Paper Dolls est un énorme pavé de 350 pages pour 50 euros fabriqué avec grand soin par de petits Chinois, à la couverture tissu et autocollants fixés (”ça fait cheap les autocollants” a déclaré mon fiston plein de délicatesse), pages découpées pour laisser voir ce qu’il a derrière, impression soignée, on en a pour son argent si on a l’argent pour se le payer – j’ai réussi à m’en tirer en piquant un bon cadeau FNAC qui traînait depuis un an dans les poches du fiston.
Le livre rappelle le concept des 40x40 des Humanoïdes Associés – notamment celui consacré à Moebius – avec une palanquée d’images de tout horizon (crobards, travaux publicitaires, recherches personnelles, images rares, photos de travail…) et un texte minimaliste (il faut parfois chercher la légende, ce qui est un peu enquiquinant).
Il y a de quoi faire puisque les Kerascoët font feu de tout bois : connus sur ce blog pour leur travail de dessinateurs BD, ils œuvrent aussi régulièrement pour de grandes marques (magasins, parfums, magazines…), créant packaging et design. Il y a d’ailleurs une dichotomie dans leur travail (sûrement issue du fait qu’ils soient deux à bosser en concert): un graphisme très simple dans les personnages, quelque fois relâché, très graphique, que l’on retrouve surtout en BD et une précision diabolique dans des œuvres décoratives plus à destination des commandes.
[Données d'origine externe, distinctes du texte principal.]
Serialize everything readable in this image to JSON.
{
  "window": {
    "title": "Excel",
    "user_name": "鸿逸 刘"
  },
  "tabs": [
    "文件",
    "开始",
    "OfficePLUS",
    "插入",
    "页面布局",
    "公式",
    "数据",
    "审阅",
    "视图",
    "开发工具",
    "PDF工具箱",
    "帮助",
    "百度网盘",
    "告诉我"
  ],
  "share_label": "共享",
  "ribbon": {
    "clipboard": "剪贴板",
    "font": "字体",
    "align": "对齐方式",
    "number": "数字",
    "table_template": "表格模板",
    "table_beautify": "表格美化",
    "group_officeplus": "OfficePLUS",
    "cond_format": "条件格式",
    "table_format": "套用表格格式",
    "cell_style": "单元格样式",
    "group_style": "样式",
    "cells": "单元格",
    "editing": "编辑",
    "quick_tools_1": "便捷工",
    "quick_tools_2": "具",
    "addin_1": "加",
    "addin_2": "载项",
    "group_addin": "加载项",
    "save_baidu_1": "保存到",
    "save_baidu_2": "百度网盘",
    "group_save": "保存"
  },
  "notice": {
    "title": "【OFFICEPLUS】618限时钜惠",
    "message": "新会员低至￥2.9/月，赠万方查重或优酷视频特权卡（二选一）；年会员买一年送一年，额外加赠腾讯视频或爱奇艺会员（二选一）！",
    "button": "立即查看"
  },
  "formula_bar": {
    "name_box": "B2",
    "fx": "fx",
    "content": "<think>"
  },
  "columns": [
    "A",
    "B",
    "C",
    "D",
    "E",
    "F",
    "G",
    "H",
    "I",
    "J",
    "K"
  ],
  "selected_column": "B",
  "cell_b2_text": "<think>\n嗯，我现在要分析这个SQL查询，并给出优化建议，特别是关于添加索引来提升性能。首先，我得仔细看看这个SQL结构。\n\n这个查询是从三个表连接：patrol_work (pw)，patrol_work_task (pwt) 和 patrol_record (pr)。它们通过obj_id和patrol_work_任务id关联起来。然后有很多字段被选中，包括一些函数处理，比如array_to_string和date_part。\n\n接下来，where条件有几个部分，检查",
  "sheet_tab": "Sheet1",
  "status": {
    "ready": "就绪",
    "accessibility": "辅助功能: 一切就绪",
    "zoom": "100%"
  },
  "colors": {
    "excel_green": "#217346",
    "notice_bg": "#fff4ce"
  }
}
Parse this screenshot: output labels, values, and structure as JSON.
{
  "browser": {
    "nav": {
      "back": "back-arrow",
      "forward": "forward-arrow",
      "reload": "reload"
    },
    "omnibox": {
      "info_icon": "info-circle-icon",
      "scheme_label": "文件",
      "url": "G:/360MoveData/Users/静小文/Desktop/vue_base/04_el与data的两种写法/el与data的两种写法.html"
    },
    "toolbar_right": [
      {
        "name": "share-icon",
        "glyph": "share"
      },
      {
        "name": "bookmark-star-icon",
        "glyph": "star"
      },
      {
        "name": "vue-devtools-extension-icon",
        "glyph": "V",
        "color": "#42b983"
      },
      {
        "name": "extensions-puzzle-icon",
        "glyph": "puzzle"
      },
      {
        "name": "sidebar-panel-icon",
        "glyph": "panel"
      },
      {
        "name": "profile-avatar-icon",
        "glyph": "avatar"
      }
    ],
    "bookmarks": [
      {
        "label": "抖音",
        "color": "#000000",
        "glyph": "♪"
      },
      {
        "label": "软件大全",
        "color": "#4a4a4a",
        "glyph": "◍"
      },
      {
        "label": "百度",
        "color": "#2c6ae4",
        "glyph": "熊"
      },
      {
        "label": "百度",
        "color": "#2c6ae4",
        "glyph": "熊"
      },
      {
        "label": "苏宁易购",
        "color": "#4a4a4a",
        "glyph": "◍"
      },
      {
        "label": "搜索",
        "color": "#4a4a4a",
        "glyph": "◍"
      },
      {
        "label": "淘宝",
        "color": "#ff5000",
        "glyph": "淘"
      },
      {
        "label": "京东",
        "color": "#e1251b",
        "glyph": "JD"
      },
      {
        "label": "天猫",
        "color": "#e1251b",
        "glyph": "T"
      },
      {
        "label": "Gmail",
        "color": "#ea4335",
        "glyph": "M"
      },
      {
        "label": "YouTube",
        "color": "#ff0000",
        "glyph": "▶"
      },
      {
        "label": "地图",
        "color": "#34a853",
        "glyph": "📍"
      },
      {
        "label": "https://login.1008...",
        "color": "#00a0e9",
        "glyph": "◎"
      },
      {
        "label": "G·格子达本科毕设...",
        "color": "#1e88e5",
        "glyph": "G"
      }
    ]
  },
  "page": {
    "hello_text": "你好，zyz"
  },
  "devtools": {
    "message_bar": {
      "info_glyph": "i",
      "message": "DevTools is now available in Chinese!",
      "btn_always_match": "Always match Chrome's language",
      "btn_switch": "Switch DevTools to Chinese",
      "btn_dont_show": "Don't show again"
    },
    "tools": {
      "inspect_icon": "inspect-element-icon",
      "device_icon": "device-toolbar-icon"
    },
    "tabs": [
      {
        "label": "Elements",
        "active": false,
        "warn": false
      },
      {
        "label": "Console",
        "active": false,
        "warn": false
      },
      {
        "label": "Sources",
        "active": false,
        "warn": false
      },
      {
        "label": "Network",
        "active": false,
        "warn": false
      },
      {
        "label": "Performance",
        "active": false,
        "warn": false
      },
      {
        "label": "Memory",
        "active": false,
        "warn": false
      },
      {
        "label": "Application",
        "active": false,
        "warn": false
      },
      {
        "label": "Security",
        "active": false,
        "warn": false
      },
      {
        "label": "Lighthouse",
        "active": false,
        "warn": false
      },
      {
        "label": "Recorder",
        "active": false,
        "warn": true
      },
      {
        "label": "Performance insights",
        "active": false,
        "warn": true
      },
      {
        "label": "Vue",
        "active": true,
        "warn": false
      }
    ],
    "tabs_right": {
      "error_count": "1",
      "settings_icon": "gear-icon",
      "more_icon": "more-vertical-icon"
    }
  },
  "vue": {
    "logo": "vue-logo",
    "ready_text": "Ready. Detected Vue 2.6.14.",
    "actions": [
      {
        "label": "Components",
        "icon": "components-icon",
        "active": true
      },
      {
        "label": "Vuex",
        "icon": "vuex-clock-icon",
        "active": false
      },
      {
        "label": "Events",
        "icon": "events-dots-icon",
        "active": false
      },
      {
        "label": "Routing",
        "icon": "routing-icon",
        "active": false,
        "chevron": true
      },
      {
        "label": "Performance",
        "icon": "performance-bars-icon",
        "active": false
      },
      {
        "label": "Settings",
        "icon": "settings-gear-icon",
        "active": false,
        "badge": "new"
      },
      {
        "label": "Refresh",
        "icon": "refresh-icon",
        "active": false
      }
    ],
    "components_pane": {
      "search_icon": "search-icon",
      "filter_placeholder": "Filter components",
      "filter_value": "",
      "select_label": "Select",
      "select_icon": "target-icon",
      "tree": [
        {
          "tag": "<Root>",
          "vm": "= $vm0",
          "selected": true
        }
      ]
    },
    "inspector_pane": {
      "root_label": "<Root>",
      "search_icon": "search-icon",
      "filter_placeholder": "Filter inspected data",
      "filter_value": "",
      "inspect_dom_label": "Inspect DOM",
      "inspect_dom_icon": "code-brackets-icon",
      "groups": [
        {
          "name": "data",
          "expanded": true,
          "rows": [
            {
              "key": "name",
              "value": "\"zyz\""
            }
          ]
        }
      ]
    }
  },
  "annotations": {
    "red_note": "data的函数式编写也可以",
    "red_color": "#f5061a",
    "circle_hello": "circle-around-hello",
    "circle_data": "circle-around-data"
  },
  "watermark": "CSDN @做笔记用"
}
Mais les deux peuvent parfois se mélanger ponctuellement.
Une interview très intéressante à la fin de l’ouvrage nous apprend que Marie Pommepuy est plutôt la partie créative et impulsive du duo tandis que Sébastien Cosset préfère passer derrière pour rendre les choses efficaces – j’imagine que c’est plus complexe que ça mais ça résume la chose.
Le livre reprend l’intégralité de leurs travaux – à l’exception notable des Donjons – et on découvrira notamment des dessins pour deux projets de film d’animation sous la houlette de Vehlmann. Il y a donc des cartons d’invitation, des extraits de planche, des ex-libris, des petits crobards, des affiches…
En tant qu’auteur, j’ai été finalement frappé par deux choses : le dessin quelque fois très simple des personnages, proches d’un Hergé des débuts avec un héritage Sfar, mais un Sfar qui verrait plus loin que ses personnages. Une simplicité qui permet d’avancer vite pour en tirer une vitalité et un mouvement très moderne. Et, en parallèle, une précision diabolique dans les détails, notamment vestimentaires où tout est soigneusement pensé pour habiller littéralement le personnage. Beaucoup de dessins de travail mérite plusieurs degrés de lecture : presque basiques à première vue, ils prennent de l’ampleur sur des choses à peine perceptibles et dépassent la joliesse. Et leur sens décoratif est diabolique – je ne connais aucun dessinateur BD (peut-être Druillet ?) avec de telles qualités graphiques.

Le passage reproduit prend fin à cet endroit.